This Foo Fighter’s Family Home Is Colorful, Modern, and Perfect for the Kids
A smart and stylish remodel adds much-needed square footage for the growing family of Foo Fighters bassist Nate Mendel.
There is only one context in which calling a person “normal” is considered high praise, and that’s when it’s used to describe a rock star. The word is often modified with an adjective like “shockingly,” and, especially in L.A., it’s the rarest of compliments.
Foo Fighters bass player Nate Mendel and his music-publicist wife, Kate Jackson Mendel, both Washington state natives (and long-time Sunset subscribers), are delightfully normal. They’re smart, grounded, family-focused, and relaxed. And their modern house in the San Fernando Valley is all of those things, too. With the help of their long-time interior designer and friend, Tamarra Younis of Union of Art interiors, the home has evolved in step with their family over the past 14 years, changing from a minimal, masculine modern to the easy, inviting family home it is today.
“When I bought the house, I tore it down to a single wall and rebuilt it,” says Nate. Before the renovation was complete, Nate found himself a single dad with a young son, Noah, and a lot of square footage he didn’t need. “I thought about selling it for a while, and then I met Kate.”

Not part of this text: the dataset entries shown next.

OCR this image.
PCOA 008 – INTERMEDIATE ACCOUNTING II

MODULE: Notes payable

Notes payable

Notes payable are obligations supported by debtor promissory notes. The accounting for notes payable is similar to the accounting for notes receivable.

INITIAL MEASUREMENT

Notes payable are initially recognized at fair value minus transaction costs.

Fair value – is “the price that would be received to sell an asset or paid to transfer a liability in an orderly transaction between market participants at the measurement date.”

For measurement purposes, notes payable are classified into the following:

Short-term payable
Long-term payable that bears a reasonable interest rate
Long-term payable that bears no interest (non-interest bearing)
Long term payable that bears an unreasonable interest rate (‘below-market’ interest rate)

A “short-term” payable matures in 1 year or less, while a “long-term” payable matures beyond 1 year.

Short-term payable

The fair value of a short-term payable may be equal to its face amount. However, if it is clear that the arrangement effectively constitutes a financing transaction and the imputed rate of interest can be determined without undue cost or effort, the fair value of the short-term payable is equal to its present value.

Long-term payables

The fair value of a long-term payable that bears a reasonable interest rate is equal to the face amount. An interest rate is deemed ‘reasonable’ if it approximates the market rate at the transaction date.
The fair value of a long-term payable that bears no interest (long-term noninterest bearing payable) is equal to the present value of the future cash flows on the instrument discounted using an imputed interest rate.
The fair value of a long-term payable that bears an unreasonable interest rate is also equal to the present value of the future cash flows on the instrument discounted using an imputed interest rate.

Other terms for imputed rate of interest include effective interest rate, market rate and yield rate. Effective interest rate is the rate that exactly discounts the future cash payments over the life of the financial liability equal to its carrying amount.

Kate was living in Seattle at the time and was in no rush to leave. But she had the good sense to advise Nate to keep the house and enlist Younis to help him furnish it.
“We just happened to have this good friend who just happened to have this crazy talent,” Kate says. “Nate and I both love modern design, but for me, adding warmth is very important. It has to feel rich and textured, and I wanted it to feel like a family home with plenty of vintage details.”
Piece by piece, the home took shape. The backyard was transformed into a functional entertaining space, with a fire pit and lounge on one end and an outdoor kitchen and sitting area at the other end of the pool. When their second son, Cormac, was born, they installed a modern playhouse in an unused corner of the lot near the garage. Then, when they discovered that they were pregnant with twin girls, Oona and Neave, they added more space by looking up, and adding a partial second floor.
“We found out we were doubling the number of kids we had, and that was a big surprise,” says Kate. “So we needed more space, and didn’t want to leave the neighborhood.”
The quiet cul-de-sac, the feeling that you’re removed from the busyness of the city but are just minutes away, and the steep hills built for long walks were too much to give up.
“Maybe it’s because we’re from the Northwest, but we’re big walkers. We’ll walk down the hill, even to run errands, and head back up,” says Kate. “It’s a good cardio neighborhood.”
Younis describes the house as feeling like a little pocket of Palm Springs in L.A. There are bold strokes of color throughout (like a fuchsia accent wall in the living room) vintage accessories, and a handful of Moroccan elements. Younis, her design partner at Union of Art, Katie Fern, and Kate leaned into that idea when they imagined the upstairs addition, which has an airier and more feminine point of view.
“The pinks and yellows, pale blue, the palette feels really fresh,” says Kate. “I had a couple of ideas and images that I pulled for Tamarra, and she just sketched it out and ran with it.”
A wall of caned-front built-in closets and storage in the guest room was brainstormed after a stay in New York’s Greenwich Hotel. The woodwork above the stairwell and in Kate’s office was inspired by the mid-century homes in Palm Springs. From the ’70s-influenced bathroom vanity to the built-in desks for homework, it’s an entirely bespoke addition. By adding roughly 800 square feet, they have a new space for Noah when he comes home from college, a comfortable entertaining space, and a gorgeous home office, from which Kate co-runs Grandstand Media, the music public relations and management company she founded with her three partners.
Though many of the furniture pieces, like the sofa and the yellow chair in the office, were designed by Younis and custom-made, this home isn’t precious in any way. Most of the upholstery fabric is industrial grade and stain-resistant, and there are plenty of reasonably priced accents in the mix.
“I give total credit to Kate and Nate, and the confidence they have to mix a splurge piece with something more affordable,” says Younis. “There are expensive custom pieces, but there are also things from Anthropologie and HomeGoods. Kate is confident in her taste and doesn’t need everything to be high-end or very expensive. They don’t have anything to prove. They love beautiful things but don’t feel they need to show off.”
All of the showing off in the family is handled by Cormac, who is a natural in front of the camera, and his adorable sisters, who all insisted on getting in the pool—despite the chill—and were rewarded with organic chicken nuggets for their patience during the shoot.
Younis, known around the house as Auntie T, was ready with towels when they climbed out of the water, and she and Kate have a delightfully relaxed (some might say normal) attitude about the three kids tearing through the house.
“We made the house beautiful and durable, so it can stand up to the traffic and the wear and tear of having young kids,” Younis says. “We wanted it to feel inviting, purposeful, and comfortable. It’s about family.”